LeewardBack to Leeward
Leeward · Legal

Privacy

Last updated July 1, 2026

Leeward reads the contracts you give it and emails you when work becomes billable. You choose what to upload, you confirm what it found before anything is saved, and your contracts are never used to train AI. Here is exactly what we collect, how it is processed, and the controls you have.

How Leeward handles your contracts

This is the part that matters most, so it goes first. Leeward only ever sees the contracts you choose to give it, and you stay in control of every step:

  • You choose what to upload. Leeward only processes the contracts you give it.
  • Leeward uses AI to read each contract and pull out the engagement, its milestones, dates, amounts, and the clause that makes each milestone billable.
  • You confirm every detail before anything is saved. Leeward never files an invoice or sends anything to your client on its own.
  • Your contracts are never used to train AI models.
  • Files are sent over an encrypted connection.
  • You can delete any contract and its engagement at any time.

Information we collect

  • Your account email. We use it to sign you in (with a one-time link, so there is no password to store) and to send your invoicing alerts.
  • The contracts you upload and the data extracted from them — engagement details, milestones, dates, amounts, and acceptance clauses.
  • Basic, privacy-respecting usage analytics — aggregate page metrics with no cookies and no cross-site tracking — so we can tell whether the product is useful.

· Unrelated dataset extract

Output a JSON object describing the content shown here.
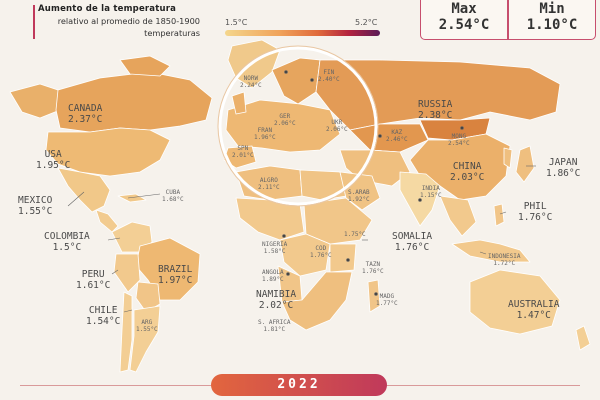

We do not collect passwords (sign-in is a one-time email link), payment details (the product is free), or anything we do not need to do the job.

How we use your information

  • To read your contracts and track each engagement's milestones.
  • To email you the moment a milestone becomes billable, and to send your sign-in links.
  • To operate, secure, and improve the service.

We do not sell your data, and we do not use your contracts to train AI.

Who processes your data

Leeward runs on a small set of trusted providers. Each one only processes what it needs to do its part:

  • Cloud hosting and privacy-first analytics — Cloudflare.
  • Database and sign-in — Supabase.
  • AI extraction — a third-party enterprise AI provider processes the contents of an uploaded contract to extract the engagement data, and does not use your contracts to train its models.
  • Email delivery — Resend.

How long we keep your data

Your engagements and contracts stay in your account until you delete them. When you delete an engagement, it is removed from the live product. Closing your account removes your data from the live product.

Security

  • Files and traffic are encrypted in transit.
  • Your data is private to your account — every read and write is scoped to the signed-in user.
  • No system is perfectly secure. We work to protect your data and ask you to keep access to your sign-in email secure.

Your choices and rights

  • Access, correct, or delete your data from within the product, or by contacting us.
  • Stop using the service and delete your account at any time.

Children

Leeward is a business tool and is not directed to anyone under 18.

Where processing happens

Leeward is operated from the United States. By using it, you understand that your data is processed in the United States and by the providers listed above.

Changes to this policy

If this policy changes, we will update this page and the "last updated" date above. For material changes, we will make a reasonable effort to let you know.

Contact

If you have any questions about your data or this policy, get in touch and we will help.

This is a plain-English summary written for clarity, pending review by counsel. If anything here conflicts with a signed agreement between you and Leeward, that agreement governs.